Translation: And they say: All praises belong to God, who took away our sorrow; Undoubtedly, our Lord is very forgiving and bestowing against a small deed. (34)

==Summary==
- 1–2 God praised as the Sovereign Creator
- 3 The Quraish exhorted to worship the true God
- 4 Muhammad told that it is no strange thing for a prophet to be called an impostor
- 5–6 God's promises true, but Satan is a deceiver
- 7 Reward for believers and punishment for infidels sure
- 8–9 Reprobate sinners shall not be as the righteous before God
- 10 God exalteth the righteous but bringeth to nought the devices of sinners
- 11 The desert made green by rainfall a type of the resurrection
- 12 God, who is man's Creator, knoweth all things
- 13 God's mercy to man seen in the waters
- 14 Day, night, the sun, and moon glorify God
- 14–15 The vanity of idol-worship
- 16–18 Man is dependent on God, but God is self-sufficient
- 19 Every one shall bear his own burden in the judgment-day
- 19 Muhammad commanded to admonish secret believers
- 20–22 God will not regard the righteous and the unrighteous alike
- 22 Buried person can't be made listen anything
- 23 Every nation has its own prophet
- 24–25 Those who accused the former prophets of imposture were punished
- 26–28 God's mercy seen in nature
- 29–30 God rewards the prayerful and the charitable
- 31 The Qurán a confirmation of former Scriptures
- 32 The varied conduct of those who receive the Qurán
- 33–35 The rewards of the faithful in Paradise
- 36–37 The just punishment of disbelievers in hell
- 38 God knoweth the secrets of the heart
- 39 Disbelievers shall reap the fruit of their infidelity
- 40 God gave the idolaters no authority for their idolatry
- 41 God alone sustains the heavens
- 42 The Quraish impiously reject their Prophet
- 43 They shall receive the punishment bestowed upon those who rejected the former prophets
- 44 Arab polytheists were admonished to see the fate of previous nations before them.

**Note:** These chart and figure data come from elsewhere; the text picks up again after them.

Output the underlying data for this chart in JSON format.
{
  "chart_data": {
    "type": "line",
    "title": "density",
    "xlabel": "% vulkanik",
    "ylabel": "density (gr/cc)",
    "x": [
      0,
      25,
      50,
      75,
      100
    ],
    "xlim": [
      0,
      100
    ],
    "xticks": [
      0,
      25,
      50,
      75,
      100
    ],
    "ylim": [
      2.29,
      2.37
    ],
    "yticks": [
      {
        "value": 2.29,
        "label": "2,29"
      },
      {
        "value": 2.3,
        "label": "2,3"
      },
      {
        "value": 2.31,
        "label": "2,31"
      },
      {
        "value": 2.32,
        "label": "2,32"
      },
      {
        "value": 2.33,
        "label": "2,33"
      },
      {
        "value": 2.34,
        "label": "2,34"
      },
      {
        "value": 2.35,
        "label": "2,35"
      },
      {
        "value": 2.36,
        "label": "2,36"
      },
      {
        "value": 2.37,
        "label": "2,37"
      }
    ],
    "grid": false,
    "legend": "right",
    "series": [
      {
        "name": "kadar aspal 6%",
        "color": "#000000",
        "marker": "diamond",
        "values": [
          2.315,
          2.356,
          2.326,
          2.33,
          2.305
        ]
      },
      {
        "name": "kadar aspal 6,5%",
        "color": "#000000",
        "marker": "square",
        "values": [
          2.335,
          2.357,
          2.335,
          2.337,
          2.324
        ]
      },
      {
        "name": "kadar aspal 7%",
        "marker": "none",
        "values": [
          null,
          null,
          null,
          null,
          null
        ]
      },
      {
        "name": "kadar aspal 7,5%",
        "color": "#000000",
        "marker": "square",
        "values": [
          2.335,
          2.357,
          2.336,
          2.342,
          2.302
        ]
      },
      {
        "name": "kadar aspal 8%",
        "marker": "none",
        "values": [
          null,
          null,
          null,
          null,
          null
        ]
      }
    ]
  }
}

- 45 Were God punish sinners, the world would be bereft of its human population but also God postpone their punishment until fixed time and when it's fixed time comes, God will regard his servants

==Exegesis==
Abu Hamza al-Thumal recorded from a parchment containing a speech on asceticism given by Imam Ali ibn Husayn Zayn al-Abidin in which the following verse from Surah Fatir was referenced:
۝ 35:28: "Those truly fear Allah, among His Servants who have knowledge: for Allah is Exalted in Might, Oft-Forgiving."
Concerning this verse, Zayn al-Abidin comments that the knowledge, by Allah, and the deeds are nothing but two harmonious matters. The one who recognizes Allah fears him, and the fear urges him to the deeds in obedience to Allah; the heads of knowledge follow him, recognize Allah, and strive to do good deeds.